Are we done with gems?  Heck no!  While it's a no-brainer to move up and down a chart to reflect the changes in value based on size and quality, Gems includes charts to make it a lot easier to randomly generate the sizes and quality based on final value.  You find a gem worth 500gp?  Well, on a 3d6, I roll an 8 and find that find that it's a Larger (one step) 250gp Base Value gem of Good (average) quality.  Rolling a d6 on the 250gp table, we get a Flame Pearl (and after checking the description) the size of a pea (or a marble, if you are using the fantasy sizing).  They also explain how some gems can have stars and cat's eyes and some other distinctions that most of us unversed in gemology might not know.

The last section gives some rules for identifying gems as well as detecting (and trying to pass on) fakes.  They show how jewelers, merchants, fences, and PCs will all have different abilities to detect certain things.  PCs are not very good at it, comparatively, so be wary if you plan on ripping off the pros.  I'll probably bump Dwarves up to the Merchant level of identifying things in my game (as well as any who have a merchant or mining background).

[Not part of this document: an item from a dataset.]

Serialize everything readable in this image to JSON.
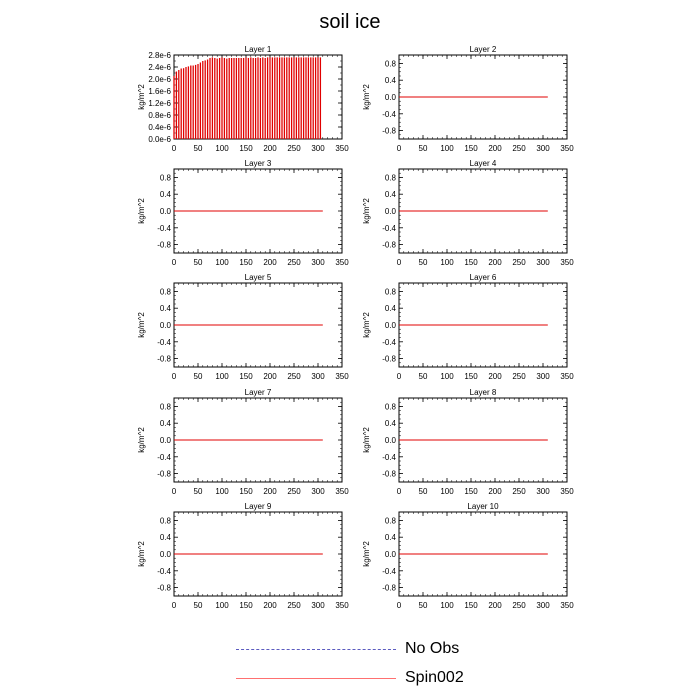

All the Treasures of the World Part II: Jewels is a little trickier to work with, since the nature of jewelry means that you have to manage a few more moving parts.  Jewels breaks down each piece of jewelry based upon what type it is, what it is made of, any kind of style or motif, and gems added.  I think the easiest way to show what the supplement is capable of is to walk you through the creation of a few bits of jewelry.

Let's say you want to buy your mother some nice, simple copper earrings.  Looking at the item chart and cross-referencing the materials chart, you come up with 5 sp.  Happy birthday, mom.

Something a little crazier?  Well, let's see what the King's Crown would be like?  Well, it's made of platinum, which makes it's frame along worth 300gp.  It's masterfully engraved with 12 images of past Kings' triumphs, upping the value to 2880gp.  We're going to go with the nonpareil level of gemstoning, since it's a sovereign's gaudy headgear.  The glory on it is a 2500gp gem (A flawless blue diamond the size of a pea), surrounded by 30 100gp gems (Lesser sapphire chips),  with 66 10gp gems (Flawless star garnet chips) in the setting.  The King's Crown is worth about 9,000gp.  Good luck fencing THAT.

Gems and Jewels  are a wonderful investment of four dollars (two bucks each).  I plan on using them extensively in my sandbox.  If you are a fan of flavor and detail in your treasure, these are indispensable.